Se in Italia le testimonianze alternano curiosità e situazioni paradossali, guardando oltre i confini nazionali emerge un approccio differente. I benefit più apprezzati non sono necessariamente i più stravaganti, ma quelli che migliorano concretamente la qualità della vita dei dipendenti.

Tra le esperienze raccontate figurano massaggi professionali in ufficio, manicure e pedicure durante l’orario di lavoro, medici aziendali, palestre interne con personal trainer, lezioni di yoga e meditazione, lavanderia e stireria per gli abiti durante la pandemia, ristoranti aziendali, sale giochi con PlayStation e biliardini, sale musica, budget dedicati alle vacanze, venerdì pomeriggio liberi per tutta l’estate e persino family day per coinvolgere le famiglie nella vita aziendale.

Più che singoli benefit, emerge un approccio orientato a migliorare concretamente l’esperienza dei dipendenti, dove salute, tempo libero, flessibilità e socialità diventano elementi sempre più centrali.

“Queste testimonianze dimostrano come le aspettative delle persone nei confronti dei benefit aziendali stiano evolvendo.
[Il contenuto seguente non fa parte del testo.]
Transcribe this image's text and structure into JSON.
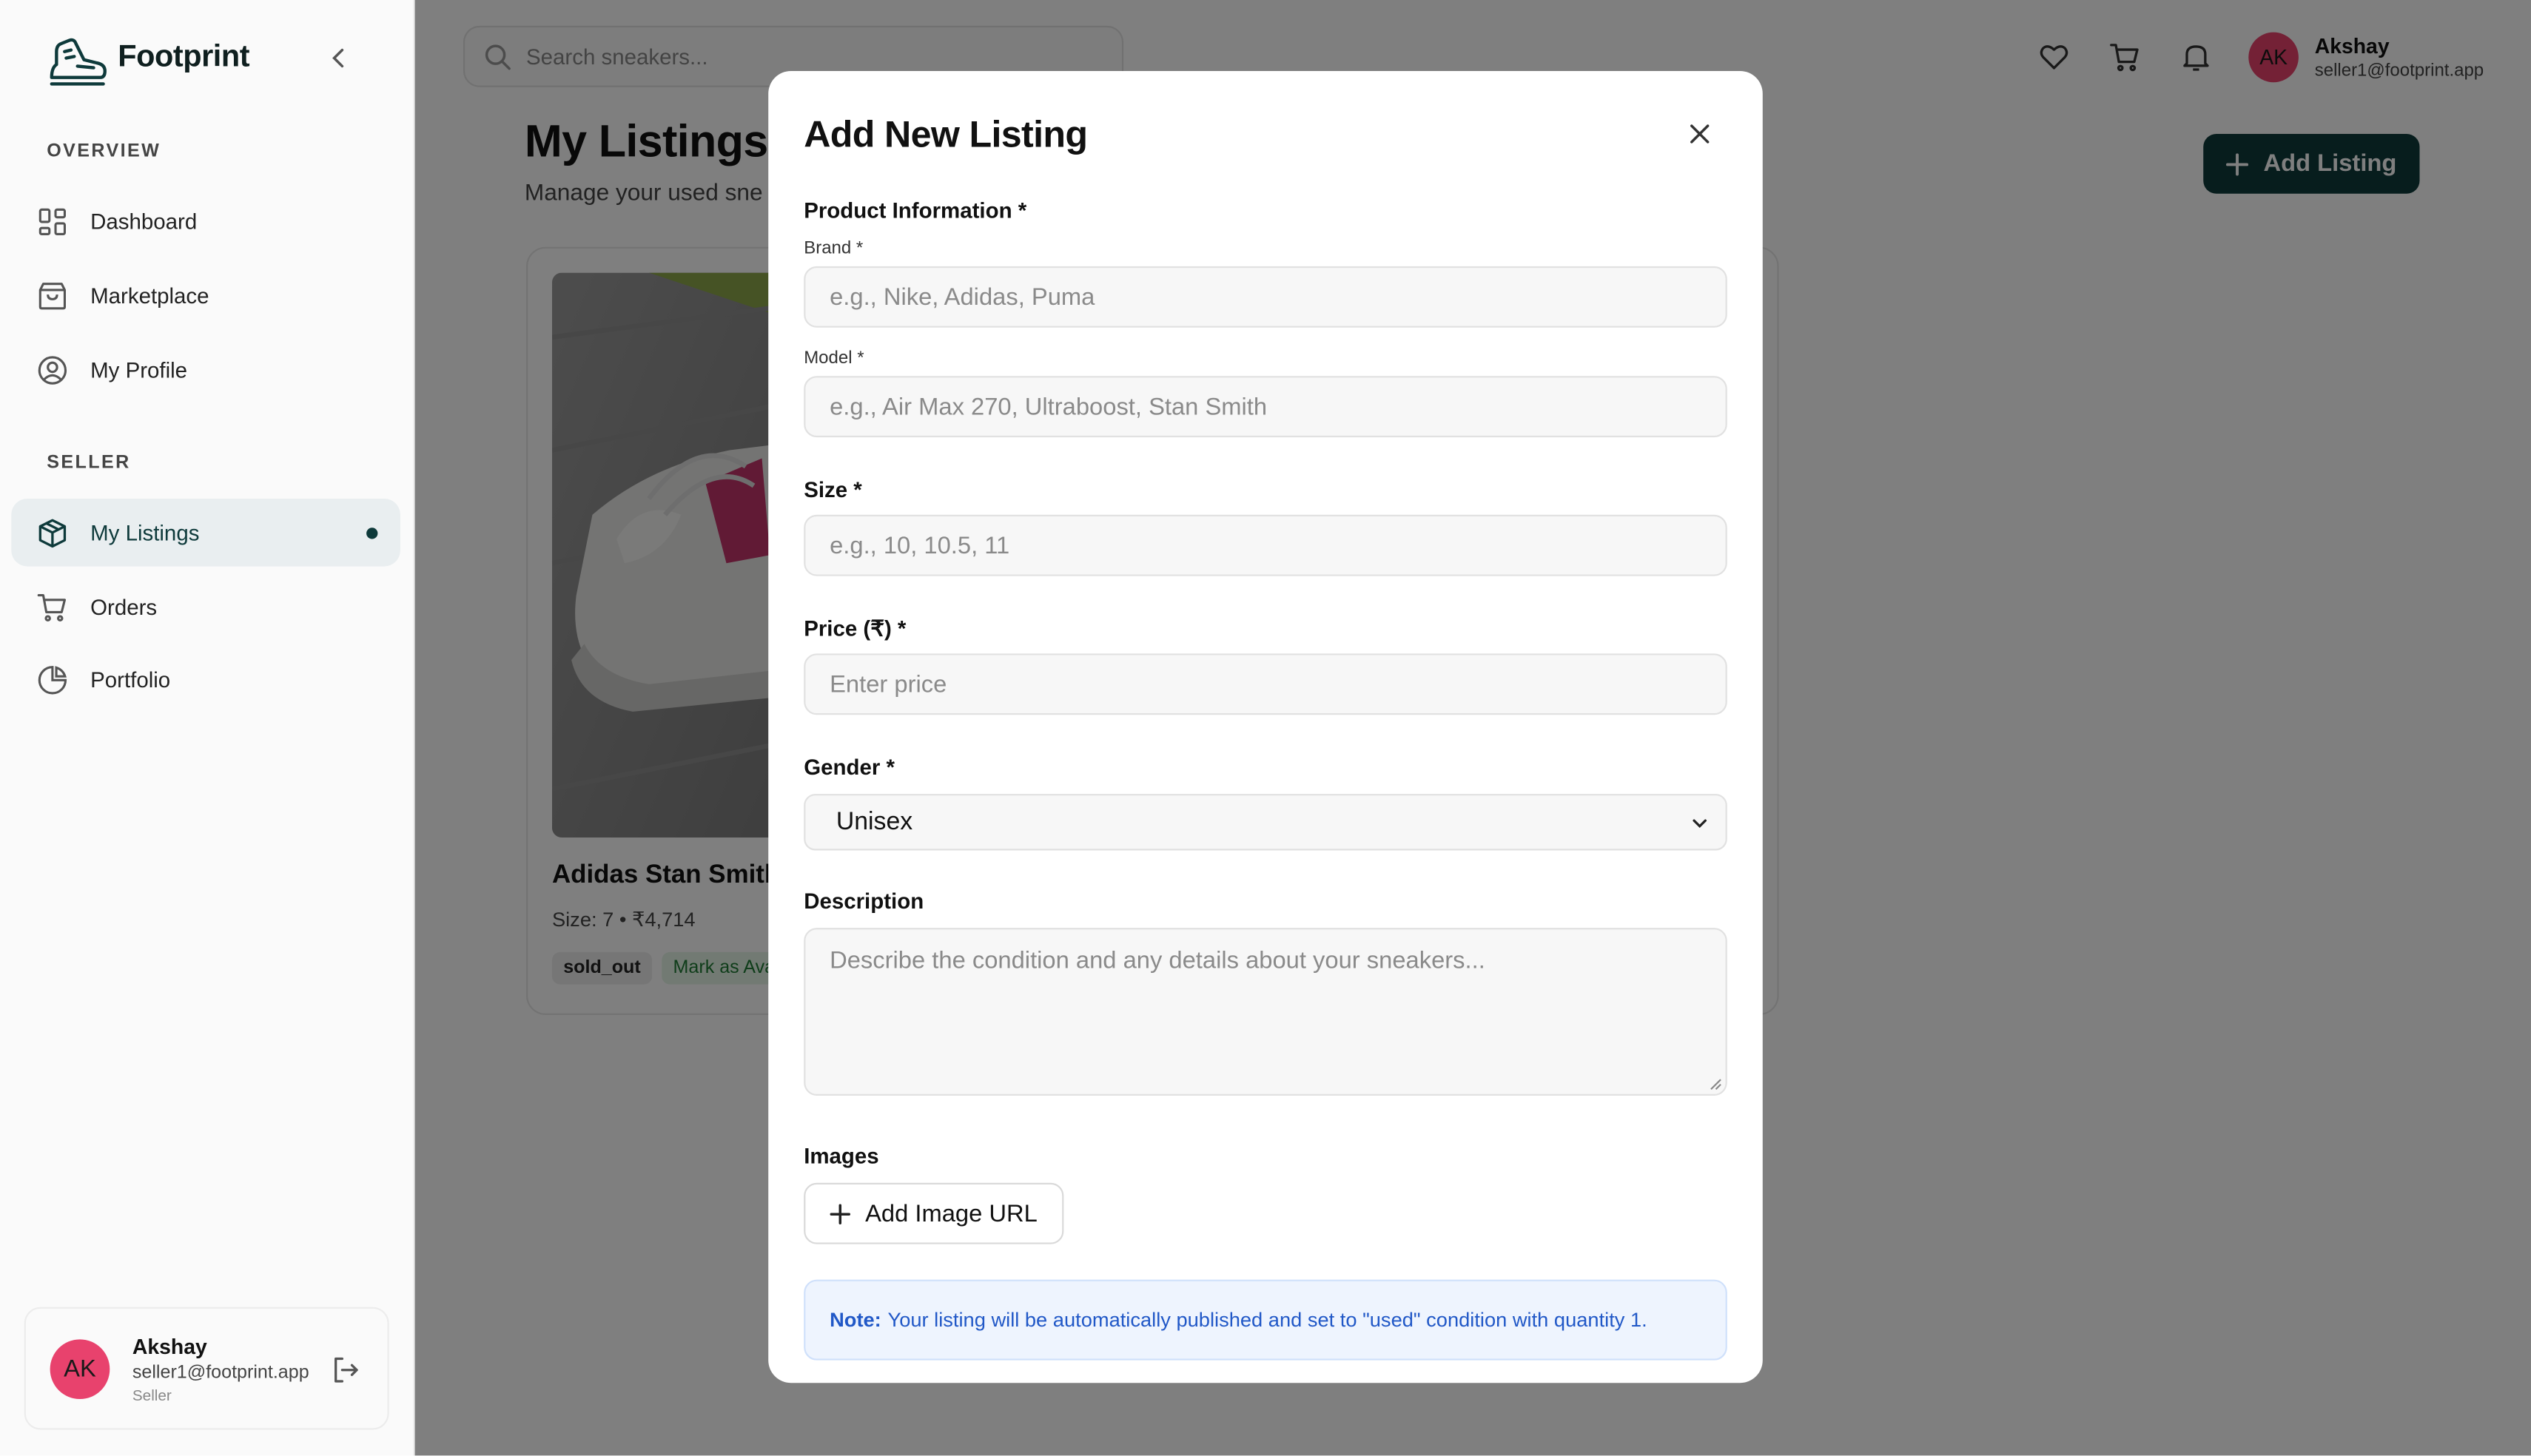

Non è l’originalità del benefit a fare davvero la differenza, ma la sua capacità di rispondere ai bisogni concreti dei lavoratori. Salute, tempo, flessibilità e qualità della vita sono oggi le leve su cui le aziende possono costruire ambienti di lavoro più attrattivi e inclusivi, capaci di generare valore sia per le persone sia per l’organizzazione“, commenta Andrea Guffanti, General Manager di Coverflex Italia.

Che si tratti di una lezione di yoga, di un venerdì pomeriggio libero o, più semplicemente, di un benefit che aiuta davvero a conciliare vita privata e lavoro, il messaggio che emerge dall’Osservatorio Coverflex è chiaro: oggi i benefit aziendali non rappresentano più un semplice extra rispetto alla retribuzione, ma una leva sempre più strategica per attrarre, motivare e fidelizzare i talenti.